The communication taking place between two important signaling molecules may have implications for potential future treatment of epilepsy, stroke and other problems. Neuroscientists from the UT Health Science Center San Antonio claim that two signaling molecules communicate across nerve cells to control electrical and chemical activity. The research findings have greater significance in the health terrain.
Researchers are now empowered with novel targets for therapeutic intervention of neurological and cardiovascular diseases, such as stroke, epilepsy, dementia, hypertension, mental illness and others. The investigation also lays down guidelines for developing new therapies against mental, neurological, cardiovascular or cerebrovascular diseases. Proper neurobiological function can be supposedly achieved by calcium transport and accurate levels of calcium concentrations inside nerve cells.
When experts isolated nerve cells from rodents, an association between signaling enzymes called phosphoinositide kinases and calcium ions was registered.

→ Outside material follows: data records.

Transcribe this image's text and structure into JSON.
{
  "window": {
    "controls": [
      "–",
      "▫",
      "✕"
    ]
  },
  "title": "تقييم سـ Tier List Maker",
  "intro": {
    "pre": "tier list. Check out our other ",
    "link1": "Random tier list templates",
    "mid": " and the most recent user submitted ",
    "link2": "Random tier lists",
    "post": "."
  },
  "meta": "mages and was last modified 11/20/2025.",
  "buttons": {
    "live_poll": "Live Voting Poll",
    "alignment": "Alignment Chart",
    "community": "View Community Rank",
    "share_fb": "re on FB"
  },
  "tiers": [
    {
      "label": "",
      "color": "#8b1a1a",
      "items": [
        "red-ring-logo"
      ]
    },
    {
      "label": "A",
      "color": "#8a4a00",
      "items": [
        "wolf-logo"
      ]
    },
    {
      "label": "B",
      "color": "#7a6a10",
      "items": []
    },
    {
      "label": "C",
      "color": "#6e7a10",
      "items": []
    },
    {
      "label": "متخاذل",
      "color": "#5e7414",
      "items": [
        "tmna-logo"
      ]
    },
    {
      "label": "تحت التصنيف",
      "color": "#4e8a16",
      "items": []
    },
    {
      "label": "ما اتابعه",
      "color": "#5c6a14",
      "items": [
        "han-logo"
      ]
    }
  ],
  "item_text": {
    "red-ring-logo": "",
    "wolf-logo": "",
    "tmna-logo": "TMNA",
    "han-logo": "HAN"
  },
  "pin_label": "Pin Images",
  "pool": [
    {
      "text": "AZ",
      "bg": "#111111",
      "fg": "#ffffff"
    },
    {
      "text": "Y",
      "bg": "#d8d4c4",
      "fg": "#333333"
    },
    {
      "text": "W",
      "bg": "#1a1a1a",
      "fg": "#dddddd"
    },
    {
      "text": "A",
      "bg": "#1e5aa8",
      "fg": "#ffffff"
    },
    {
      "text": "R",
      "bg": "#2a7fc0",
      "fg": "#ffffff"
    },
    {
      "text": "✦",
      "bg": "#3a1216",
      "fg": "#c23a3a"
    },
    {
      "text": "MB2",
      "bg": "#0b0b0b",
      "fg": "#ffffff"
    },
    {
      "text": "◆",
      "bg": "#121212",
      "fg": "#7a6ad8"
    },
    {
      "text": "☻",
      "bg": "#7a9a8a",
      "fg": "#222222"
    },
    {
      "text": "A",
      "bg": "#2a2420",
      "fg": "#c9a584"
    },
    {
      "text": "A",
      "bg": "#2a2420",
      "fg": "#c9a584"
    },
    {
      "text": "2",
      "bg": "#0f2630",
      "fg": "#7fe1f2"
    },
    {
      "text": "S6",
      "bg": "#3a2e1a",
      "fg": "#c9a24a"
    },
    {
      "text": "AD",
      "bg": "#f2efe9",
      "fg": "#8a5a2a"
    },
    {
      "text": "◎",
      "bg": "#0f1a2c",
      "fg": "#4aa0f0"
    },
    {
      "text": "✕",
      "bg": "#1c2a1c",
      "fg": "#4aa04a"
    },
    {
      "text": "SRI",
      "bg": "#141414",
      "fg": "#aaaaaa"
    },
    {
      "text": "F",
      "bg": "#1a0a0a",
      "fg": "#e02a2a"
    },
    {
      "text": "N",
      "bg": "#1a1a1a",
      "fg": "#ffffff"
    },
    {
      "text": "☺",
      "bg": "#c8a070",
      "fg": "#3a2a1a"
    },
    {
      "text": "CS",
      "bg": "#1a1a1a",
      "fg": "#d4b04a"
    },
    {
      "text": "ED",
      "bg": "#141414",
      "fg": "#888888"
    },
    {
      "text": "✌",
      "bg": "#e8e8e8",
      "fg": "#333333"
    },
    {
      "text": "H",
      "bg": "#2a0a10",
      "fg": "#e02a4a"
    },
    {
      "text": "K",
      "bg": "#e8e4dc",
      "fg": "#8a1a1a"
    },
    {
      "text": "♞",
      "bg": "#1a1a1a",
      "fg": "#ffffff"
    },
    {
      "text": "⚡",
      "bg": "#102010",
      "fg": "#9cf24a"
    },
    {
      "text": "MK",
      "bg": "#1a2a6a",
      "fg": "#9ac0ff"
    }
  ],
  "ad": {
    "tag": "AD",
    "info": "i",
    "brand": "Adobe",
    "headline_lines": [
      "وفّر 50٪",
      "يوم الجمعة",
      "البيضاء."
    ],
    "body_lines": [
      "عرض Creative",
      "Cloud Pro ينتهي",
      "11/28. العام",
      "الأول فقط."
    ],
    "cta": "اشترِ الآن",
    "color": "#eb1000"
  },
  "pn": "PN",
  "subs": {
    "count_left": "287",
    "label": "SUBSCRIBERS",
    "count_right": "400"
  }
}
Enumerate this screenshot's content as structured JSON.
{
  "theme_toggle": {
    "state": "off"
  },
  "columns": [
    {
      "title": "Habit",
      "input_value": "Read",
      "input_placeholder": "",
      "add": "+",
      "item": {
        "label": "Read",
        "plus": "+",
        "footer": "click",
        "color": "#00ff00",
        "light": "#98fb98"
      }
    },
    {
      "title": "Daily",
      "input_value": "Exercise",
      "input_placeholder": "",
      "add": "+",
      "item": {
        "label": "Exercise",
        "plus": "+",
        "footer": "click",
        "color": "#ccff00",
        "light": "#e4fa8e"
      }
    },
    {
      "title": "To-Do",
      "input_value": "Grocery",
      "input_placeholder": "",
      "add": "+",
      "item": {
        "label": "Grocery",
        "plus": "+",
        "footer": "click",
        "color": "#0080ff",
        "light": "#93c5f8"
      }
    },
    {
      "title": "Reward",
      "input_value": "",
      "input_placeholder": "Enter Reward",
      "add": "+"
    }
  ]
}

It was asserted that calcium transport along with levels of calcium concentrations inside nerve cells play a key role in providing appropriate neurobiological function. Mark S. Shapiro, Ph.D., professor of physiology at the Health Science Center, senior investigator and colleagues believe that epilepsy is a result of hyper-excitability in the brain. It is assumed that hyper-excitability leads to abnormal elevations of intracellular calcium ions, which is extremely toxic. Hence, epileptic seizures may predispose people to additional seizures.
The research is published in the January 7 issue of the Journal of Biological Chemistry.